In most credible narratives, UC Berkeley senior Solomon Nwoche’s bid to become an ASUC senator would have been met with failure. But the ASUC Senate is the place we now find him.
Intending to get involved in student government immediately upon transferring to UC Berkeley in spring 2012, Nwoche was rejected by all of the campus’s major parties — CalSERVE, Student Action and SQUELCH! — for slating as a senate candidate in the spring 2013 ASUC elections. Without a party or other large student organization forming a clear-cut base of support, winning a senate election in recent history has proven nearly impossible.
But Nwoche was not deterred. During the election, he formed his own party, the Independent Campaign for Common Sense, with only a handful of volunteers. He said he spoke to more than 1,000 students to spread his platform and ideas. When the votes were tallied, Nwoche ranked 15th of the 20 candidates receiving enough votes to become ASUC senators, with 526.

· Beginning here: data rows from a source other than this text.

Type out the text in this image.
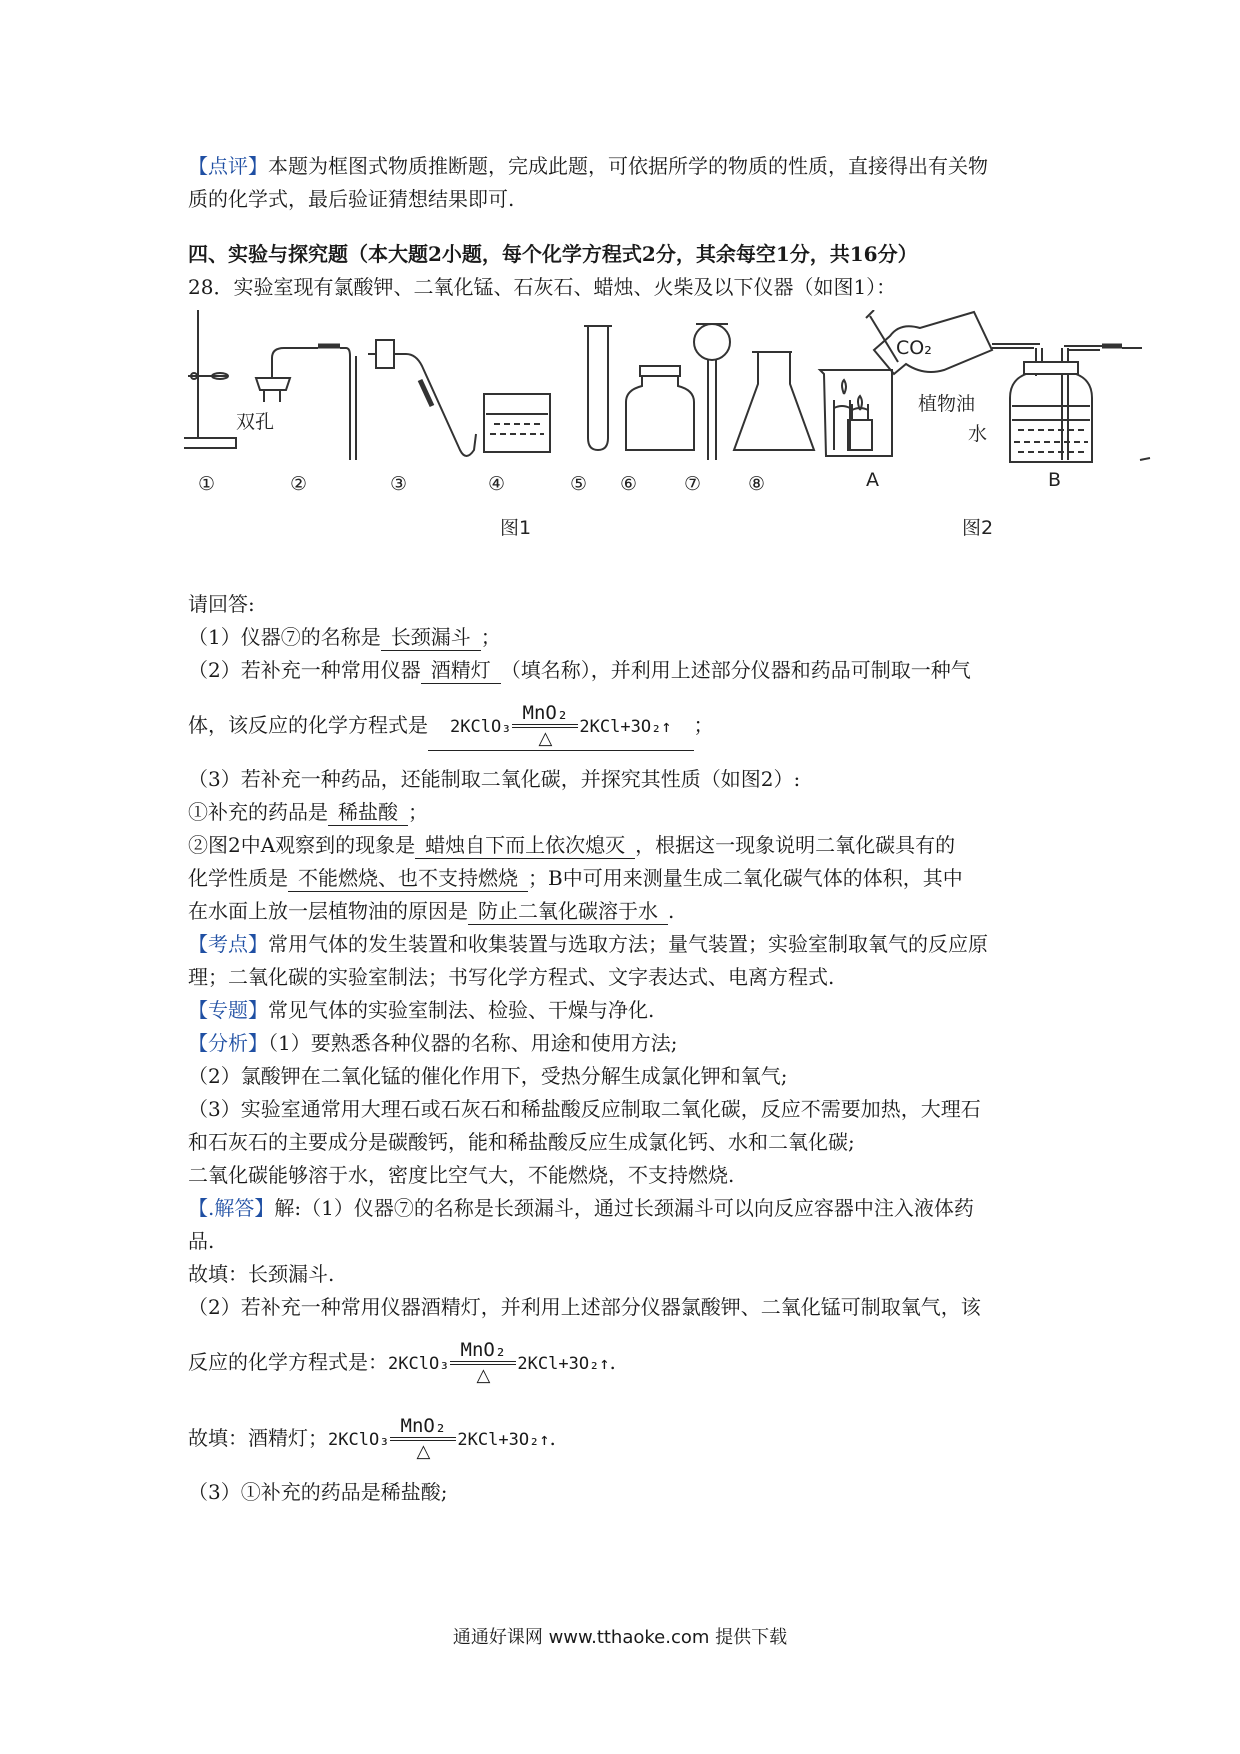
【点评】本题为框图式物质推断题，完成此题，可依据所学的物质的性质，直接得出有关物
质的化学式，最后验证猜想结果即可.

四、实验与探究题（本大题2小题，每个化学方程式2分，其余每空1分，共16分）

28．实验室现有氯酸钾、二氧化锰、石灰石、蜡烛、火柴及以下仪器（如图1）：

双孔
CO₂
植物油
水
①	②	③	④	⑤ ⑥ ⑦ ⑧	A	B
图1	图2

请回答:

（1）仪器⑦的名称是 长颈漏斗 ；

（2）若补充一种常用仪器 酒精灯 （填名称），并利用上述部分仪器和药品可制取一种气

体，该反应的化学方程式是 2KClO₃
MnO₂
△
2KCl+3O₂↑ ；

（3）若补充一种药品，还能制取二氧化碳，并探究其性质（如图2）:

①补充的药品是 稀盐酸 ；

②图2中A观察到的现象是 蜡烛自下而上依次熄灭 ，根据这一现象说明二氧化碳具有的
化学性质是 不能燃烧、也不支持燃烧 ；B中可用来测量生成二氧化碳气体的体积，其中
在水面上放一层植物油的原因是 防止二氧化碳溶于水 .

【考点】常用气体的发生装置和收集装置与选取方法；量气装置；实验室制取氧气的反应原
理；二氧化碳的实验室制法；书写化学方程式、文字表达式、电离方程式.

【专题】常见气体的实验室制法、检验、干燥与净化.

【分析】（1）要熟悉各种仪器的名称、用途和使用方法;
（2）氯酸钾在二氧化锰的催化作用下，受热分解生成氯化钾和氧气;
（3）实验室通常用大理石或石灰石和稀盐酸反应制取二氧化碳，反应不需要加热，大理石
和石灰石的主要成分是碳酸钙，能和稀盐酸反应生成氯化钙、水和二氧化碳;
二氧化碳能够溶于水，密度比空气大，不能燃烧，不支持燃烧.

【.解答】解:（1）仪器⑦的名称是长颈漏斗，通过长颈漏斗可以向反应容器中注入液体药
品.
故填：长颈漏斗.
（2）若补充一种常用仪器酒精灯，并利用上述部分仪器氯酸钾、二氧化锰可制取氧气，该

反应的化学方程式是： 2KClO₃
MnO₂
△
2KCl+3O₂↑ .

故填：酒精灯； 2KClO₃
MnO₂
△
2KCl+3O₂↑ .

（3）①补充的药品是稀盐酸;

通通好课网 www.tthaoke.com 提供下载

UC Berkeley graduate Joey Lam, Student Action’s party signatory during last year’s election, said Nwoche was not slated as a candidate with Student Action because the party had already selected others from his indicated campus groups and communities.
Although the other parties would not disclose the reasons they rejected Nwoche, he said that he had ideological differences with CalSERVE and that neither Student Action nor SQUELCH! quite fit his campaign style.

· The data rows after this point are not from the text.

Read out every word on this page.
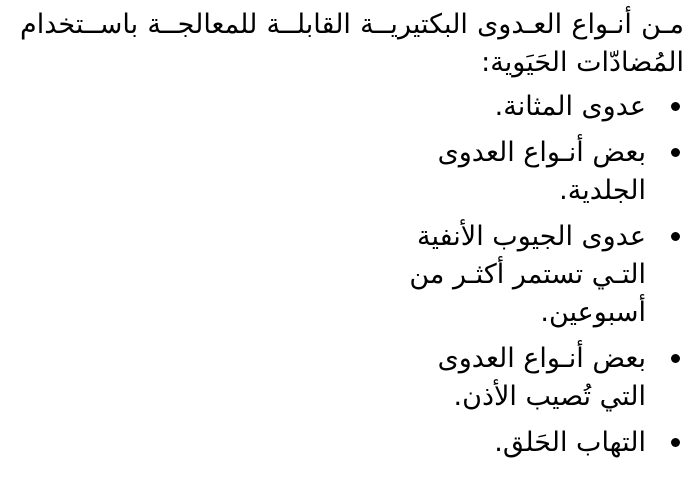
مـن أنـواع العـدوى البكتيريــة القابلــة للمعالجــة باســتخدام المُضادّات الحَيَوية:

عدوى المثانة.
بعض أنـواع العدوى الجلدية.
عدوى الجيوب الأنفية التـي تستمر أكثـر من أسبوعين.
بعض أنـواع العدوى التي تُصيب الأذن.
التهاب الحَلق.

Having spent time with both campus Democratic and Republican groups, Nwoche said that he understands the growing need for moderates and independents like himself to have their voices heard and that he created his own party to foster an environment for independent thinking among students from across the political spectrum.
He ran on what he believed to be practical, tangible platforms — such as providing students with up-to-date technological services, improving access to printing and reforming the campus online class registration program, Tele-BEARS — that could be accomplished within a one-year senate term.
“I think I’m sort of the oddball because I don’t have a party backing me,” Nwoche said. “And a lot of times my opinion differs from many people on the senate.”
Nwoche was critical of what he considered the ASUC Senate’s tendency to reach for intangible goals and pass symbolic bills rather than actionable ones, which he equated to ineffectual governance.
After the Sept. 30 campus explosion, Nwoche introduced a bill to the senate that proposed changes to the campus’s emergency response procedures. The bill, however, was thoroughly vetted and stripped of all of its direct policy recommendations. To Nwoche’s chagrin, the bill was transformed into a symbolic piece of legislation that only expressed the ASUC’s solidarity with students affected by the incident.
Nwoche has not shied away from the potential isolation that often accompanies serving as the lone dissenting voice.
In September, when the ASUC Senate considered opposing the Keystone XL Pipeline, Nwoche concluded after conducting his own research that the pipeline would be built whether the ASUC opposed it or not. Although the bill was passed, for Nwoche — who alone voted against the bill — opposing the pipeline was not worth the fuss.
“When he wants to do something, he’ll get it done, hell or high water,” said Jacob Grant, Nwoche’s chief of staff. “And that’s what drew me towards him: that dedication, that hard work, that desire to make positive change.”
Nwoche credits growing up in Inglewood, Calif., with inspiring him to help others through politics. He realized that many of his peers — who he watched drop out of school, get into drugs and join gangs — often did not receive enough support from their families and needed a voice to represent them. Nwoche wanted to be that voice.
“As a doctor, I can save lives,” Nwoche said. “But as a politician, I can change policy so that more doctors can save lives.”
In the remainder of his term, Nwoche hopes to follow through on his campaign platforms, which include improving “common sense resources” on campus, creating a transfer endowment fund that will encourage transfer and re-entry students to complete their degrees, finding ways to combat sexual assault on campus and reforming the room-reservation process for student groups.
After graduating, Nwoche hopes to attend law school. He is unsure of what will become of his Independent Campaign for Common Sense and its other three members, but he hopes its efforts this year will inspire students to remain independent-minded.